The bells are three in number, the first and second by Robert Oldfeild, 1605.
The plate includes an engraved cup of 1563, a paten of 1673 and a flagon of 1672.
The registers are in three books: (i) all entries from 1538 to 1731; (ii) baptisms and burials from 1731 to 1812 and marriages from 1731 to 1753; (iii) marriages from 1758 to 1812. Book i has been recovered since the return of 1830.
ADVOWSON
The church was given to the abbey of Walden, in Essex, by Geoffrey de Mandeville, first Earl of Essex, the founder of that monastery (fn. 80) and lord of the manor of Digswell. The grant was confirmed by Alice de Vere, (fn. 81) said to have been the sister or half-sister of William de Mandeville, the third earl. (fn. 82) Geoffrey Fitz Piers, who was Earl of Essex from 1199 to 1213, (fn. 83) laid claim to the advowson, and litigation arose between him and the Abbot of Walden. It was decided that the earl and his son Geoffrey should present to the church during their lives, and that after their decease it should return to the abbot for ever. (fn. 84) The advowson then remained to Walden Abbey until the surrender of the abbot in 1533. (fn. 85) The church was never appropriated, and the living was always a rectory. In 1538 the abbey, at the earnest suit of Thomas Audley, then Lord Chancellor, (fn. 86) was granted to him with all its possessions, (fn. 87) among which, however, Digswell advowson is not mentioned. (fn. 88) Although there is no record of any grant, (fn. 89) the advowson seems to have been acquired by the lords of the manor, for John Sedley was seised of half of it at his death in 1605. (fn. 90) After that date it descended with the manor until 1786, (fn. 91) when it was sold by Elizabeth Willis to Jane Pearce, (fn. 92) who left it by will to her nephew the Rev. Nathaniel May, (fn. 93) the patron in 1811. (fn. 94) In that year, however, he sold it to Joshua Watson, to hold in trust for the use of his brother the Rev. John James Watson and his heirs. (fn. 95) In 1829 the advowson was sold by Dr. Watson to S. Everard, (fn. 96) who again sold it late in 1836 to William Willoughby Prescott. (fn. 97) The latter died in the same year, leaving it by will to his fourth son, the Rev. George Edward Prescott, who was patron and incumbent until 1888. (fn. 98) His trustees held the presentation from that date until 1900, when it was acquired by Miss Wilshere (fn. 99) of the Frythe, Welwyn, who is the present patron.
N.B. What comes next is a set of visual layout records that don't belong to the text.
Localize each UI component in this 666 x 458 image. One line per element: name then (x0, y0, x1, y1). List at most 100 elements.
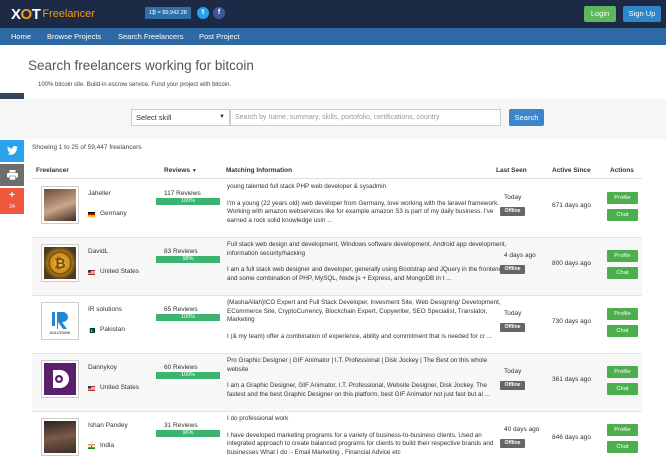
chat-button[interactable]: Chat (607, 267, 638, 279)
table-row: SOLUTIONS IR solutions Pakistan 65 Revie… (32, 296, 642, 354)
main-nav: Home Browse Projects Search Freelancers … (0, 28, 666, 45)
review-score-bar: 96% (156, 430, 220, 437)
chat-button[interactable]: Chat (607, 325, 638, 337)
login-button[interactable]: Login (584, 6, 616, 22)
bitcoin-rate-badge: 1₿ = $9,942.28 (145, 7, 191, 19)
review-count: 60 Reviews (164, 364, 198, 371)
freelancer-name[interactable]: DavidL (88, 248, 108, 255)
description: I'm a young (22 years old) web developer… (227, 199, 499, 224)
review-score-bar: 98% (156, 256, 220, 263)
letter-d-logo-icon (53, 370, 69, 388)
status-badge: Offline (500, 439, 525, 448)
signup-button[interactable]: Sign Up (623, 6, 661, 22)
germany-flag-icon (88, 212, 95, 217)
nav-home[interactable]: Home (11, 28, 31, 45)
nav-browse-projects[interactable]: Browse Projects (47, 28, 101, 45)
chat-button[interactable]: Chat (607, 209, 638, 221)
top-bar: XOT Freelancer 1₿ = $9,942.28 t f Login … (0, 0, 666, 28)
table-row: Jaheller Germany 117 Reviews 100% young … (32, 180, 642, 238)
avatar[interactable]: SOLUTIONS (41, 302, 79, 340)
country: Pakistan (100, 326, 125, 333)
freelancer-name[interactable]: Dannykoy (88, 364, 117, 371)
status-badge: Offline (500, 381, 525, 390)
site-logo[interactable]: XOT Freelancer (11, 4, 95, 24)
col-reviews[interactable]: Reviews ▼ (164, 167, 197, 174)
review-score-bar: 100% (156, 198, 220, 205)
active-since: 730 days ago (552, 318, 592, 325)
chat-button[interactable]: Chat (607, 383, 638, 395)
more-share-icon[interactable]: + (0, 188, 24, 214)
summary: {MashaAllah}ICO Expert and Full Stack De… (227, 299, 501, 324)
summary: Pro Graphic Designer | GIF Animator | I.… (227, 357, 488, 373)
review-count: 65 Reviews (164, 306, 198, 313)
freelancer-name[interactable]: Ishan Pandey (88, 422, 128, 429)
matching-info: Pro Graphic Designer | GIF Animator | I.… (227, 357, 507, 416)
col-last-seen: Last Seen (496, 167, 527, 174)
search-button[interactable]: Search (509, 109, 544, 126)
avatar[interactable] (41, 418, 79, 456)
summary: I do professional work (227, 415, 289, 422)
twitter-icon[interactable]: t (197, 7, 209, 19)
skill-select[interactable]: Select skill ▼ (131, 109, 230, 126)
pakistan-flag-icon (88, 328, 95, 333)
review-count: 31 Reviews (164, 422, 198, 429)
svg-text:₿: ₿ (54, 255, 65, 271)
country: United States (100, 384, 140, 391)
review-score-bar: 100% (156, 372, 220, 379)
freelancer-name[interactable]: IR solutions (88, 306, 122, 313)
table-row: ₿ DavidL United States 83 Reviews 98% Fu… (32, 238, 642, 296)
matching-info: I do professional work I have developed … (227, 415, 507, 458)
results-count: Showing 1 to 25 of 59,447 freelancers (32, 144, 142, 151)
ir-solutions-logo-icon: SOLUTIONS (50, 312, 71, 335)
summary: Full stack web design and development, W… (227, 241, 507, 257)
india-flag-icon (88, 444, 95, 449)
freelancer-name[interactable]: Jaheller (88, 190, 111, 197)
share-count: 24 (9, 204, 15, 210)
profile-button[interactable]: Profile (607, 192, 638, 204)
profile-button[interactable]: Profile (607, 308, 638, 320)
active-since: 846 days ago (552, 434, 592, 441)
col-active-since: Active Since (552, 167, 591, 174)
header-divider (32, 178, 642, 179)
last-seen: Today (504, 194, 522, 201)
search-input[interactable]: Search by name, summary, skills, portofo… (230, 109, 501, 126)
country: Germany (100, 210, 127, 217)
country: United States (100, 268, 140, 275)
chevron-down-icon: ▼ (219, 114, 225, 120)
svg-text:SOLUTIONS: SOLUTIONS (50, 331, 71, 335)
twitter-share-icon[interactable] (0, 140, 24, 162)
profile-button[interactable]: Profile (607, 366, 638, 378)
sort-desc-icon: ▼ (191, 168, 197, 174)
avatar[interactable] (41, 360, 79, 398)
country: India (100, 442, 115, 449)
logo-mark: XOT (11, 5, 41, 23)
nav-search-freelancers[interactable]: Search Freelancers (118, 28, 183, 45)
review-count: 117 Reviews (164, 190, 201, 197)
usa-flag-icon (88, 386, 95, 391)
active-since: 800 days ago (552, 260, 592, 267)
print-icon[interactable] (0, 164, 24, 186)
col-matching-information: Matching Information (226, 167, 293, 174)
active-since: 671 days ago (552, 202, 592, 209)
table-row: Dannykoy United States 60 Reviews 100% P… (32, 354, 642, 412)
status-badge: Offline (500, 207, 525, 216)
page-subtitle: 100% bitcoin site. Build-in escrow servi… (38, 82, 232, 88)
status-badge: Offline (500, 265, 525, 274)
last-seen: Today (504, 368, 522, 375)
matching-info: young talented full stack PHP web develo… (227, 183, 507, 234)
usa-flag-icon (88, 270, 95, 275)
chat-button[interactable]: Chat (607, 441, 638, 453)
status-badge: Offline (500, 323, 525, 332)
avatar[interactable]: ₿ (41, 244, 79, 282)
col-freelancer: Freelancer (36, 167, 69, 174)
review-score-bar: 100% (156, 314, 220, 321)
page-title: Search freelancers working for bitcoin (28, 58, 254, 73)
last-seen: Today (504, 310, 522, 317)
profile-button[interactable]: Profile (607, 424, 638, 436)
bitcoin-coin-icon: ₿ (48, 251, 72, 275)
facebook-icon[interactable]: f (213, 7, 225, 19)
nav-post-project[interactable]: Post Project (199, 28, 239, 45)
active-since: 361 days ago (552, 376, 592, 383)
profile-button[interactable]: Profile (607, 250, 638, 262)
avatar[interactable] (41, 186, 79, 224)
In 1638 the parsonage of Digswell was said to be 'sufficient and commodious for habitation.' Adjoining there was 'one large nue barne thatched and bourded on the outside, of length five bayes, also one hay barne and stable nue built conteining both fower bayes covered with tiles being all under one roofe.' The glebe lands amounted to 40 acres. (fn. 100)
CHARITIES
The parliamentary returns of 1786 mention certain tenements and land held by the parish under a gift of Thomas Shallcross and of a donor unknown, situated respectively at Burnham Green and at Harmer Green. Questions arose, however, as to the title of the parish to the property at Burnham Green, but three small tenements at Harmer Green were inhabited by three poor families rent free.